Here are 11 tax moves to make before the end of the year:
Keep an eye on tax extenders. More than 50 tax breaks expired Dec. 31, 2014. While Congress is expected to extend most of those, and make them retroactive for the 2015 tax year, nothing is guaranteed. Among the tax breaks hanging in the balance are the ability to deduct state and local taxes and the ability for taxpayers who are 70 1/2 to donate up to $100,000 from an individual retirement account to charity.
Open and fund retirement accounts. If you earn money from self-employment, you are eligible for additional tax-advantaged retirement savings beyond your IRA. The deadline to open a SIMPLE IRA was Oct. 1, but you can still open an individual 401(k), Roth or traditional, until Dec. 31. The contribution deadline varies by type of entity. The deadline to contribute to other retirement accounts is usually April 15, or whenever you file your taxes, but there is some variation among types of accounts. If your 401(k) or 403(b) is through your employer, your deadline for contributions is Dec. 31. “You’re saving for your future, and you’ve also saving on taxes,” Greene-Lewis says.
Organize your materials. If you use paper, this means getting all your receipts and other paperwork together. If you use online organizing tools, apps or software such as Quicken or QuickBooks, make sure all your information is entered and properly categorized. This is also a good time to set up or refine your organization for next year.
Decide who will take dependents. Only one parent can deduct a child as a dependent or claim the Earned Income Tax Credit in a shared-custody situation. Talk to your ex and determine which option makes the most financial sense for all of you.

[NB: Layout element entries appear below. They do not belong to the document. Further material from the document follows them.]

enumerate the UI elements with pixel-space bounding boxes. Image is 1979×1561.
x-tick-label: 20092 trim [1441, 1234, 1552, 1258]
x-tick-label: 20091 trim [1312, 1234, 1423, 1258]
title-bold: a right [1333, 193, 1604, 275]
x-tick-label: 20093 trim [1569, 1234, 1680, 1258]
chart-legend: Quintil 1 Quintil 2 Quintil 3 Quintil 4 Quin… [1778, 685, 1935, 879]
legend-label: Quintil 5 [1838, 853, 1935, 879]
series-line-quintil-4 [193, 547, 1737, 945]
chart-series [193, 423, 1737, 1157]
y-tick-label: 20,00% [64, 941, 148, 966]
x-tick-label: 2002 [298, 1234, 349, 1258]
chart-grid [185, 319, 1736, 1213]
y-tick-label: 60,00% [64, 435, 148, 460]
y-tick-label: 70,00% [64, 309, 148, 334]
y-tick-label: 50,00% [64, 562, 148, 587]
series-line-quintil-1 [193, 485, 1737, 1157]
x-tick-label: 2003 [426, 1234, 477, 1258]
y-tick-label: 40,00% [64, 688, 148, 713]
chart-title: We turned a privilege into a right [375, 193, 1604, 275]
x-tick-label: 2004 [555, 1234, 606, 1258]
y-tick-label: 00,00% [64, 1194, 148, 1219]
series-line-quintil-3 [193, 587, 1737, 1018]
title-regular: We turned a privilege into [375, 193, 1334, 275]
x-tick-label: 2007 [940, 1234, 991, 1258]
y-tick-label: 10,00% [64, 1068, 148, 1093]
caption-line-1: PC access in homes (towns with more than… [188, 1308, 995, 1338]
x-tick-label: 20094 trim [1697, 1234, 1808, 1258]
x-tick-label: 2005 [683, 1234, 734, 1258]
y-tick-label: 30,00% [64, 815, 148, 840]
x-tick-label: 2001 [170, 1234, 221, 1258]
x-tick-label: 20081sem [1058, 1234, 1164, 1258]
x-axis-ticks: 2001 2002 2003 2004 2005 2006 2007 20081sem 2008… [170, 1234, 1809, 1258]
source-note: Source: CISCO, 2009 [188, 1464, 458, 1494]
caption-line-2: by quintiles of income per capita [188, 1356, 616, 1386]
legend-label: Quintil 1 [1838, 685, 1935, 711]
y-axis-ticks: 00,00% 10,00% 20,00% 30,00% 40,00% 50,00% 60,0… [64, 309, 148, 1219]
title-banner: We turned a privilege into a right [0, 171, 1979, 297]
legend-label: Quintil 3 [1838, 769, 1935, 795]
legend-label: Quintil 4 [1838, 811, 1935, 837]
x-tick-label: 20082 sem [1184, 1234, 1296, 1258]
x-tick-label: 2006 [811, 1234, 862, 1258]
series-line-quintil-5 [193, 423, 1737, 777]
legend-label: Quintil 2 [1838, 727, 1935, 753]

Spend your Flexible Spending Account funds. Many employers allow you to keep $500 in your FSA account until the next year without losing it. But if you have more than that in unused funds, you need to spend the money by the end of the year to avoid forfeiting it.
Give to charity. This is a good time of year to donate items you no longer need or to write checks to the less fortunate. “You’re helping someone in need, and you’re reaping the benefits of a tax deduction,” Greene-Lewis says. Be sure to keep records of your donations. Consider photographing goods you donate to remind you what was included in the donation.
Accelerate deductions or delay income. Make your mortgage payment early, pay property taxes, tuition, medical bills or other deductible expenses now to increase this year’s deductions – unless you’d be better off financially deducting those items next year. You might also be able to delay bonuses or other income until next year if that’s a better move.
Balance capital gains with losses. You may have sold stocks or other investments this year at a profit. If you are considering selling some at a loss, you can offset some of your gains.
Revisit your business structure. If you own a business, how you are taxed depends upon what corporate entity you choose: sole proprietorship, LLC, S Corp. or C Corp. Consult with your accountant about whether it’s time to change your business structure.
Update your Affordable Care Act financials. If you estimated this year’s income wrong when you applied for an ACA health care plan, you may have to pay back part of your subsidy, and if your income is more than 400 percent of the poverty level, you’ll have to pay back all of it. If your income was less than you estimated, you will get a tax credit. Use what you know about this year’s income to estimate next year’s income. The tax penalty for not having insurance is $325 per adult or 2 percent of your income, whichever is greater. If you quality for an exception from the requirement, you will need to apply before you file your tax return.
Give gifts from your future estate. If you want to reduce the amount your heirs will face in taxes, you can give them money from your estate while you’re still alive. You can give any number of people $14,000 each ($28,000 for a couple), and they pay no tax on the money. You can also pay educational or medical bills on their behalf, as long as you pay the provider directly.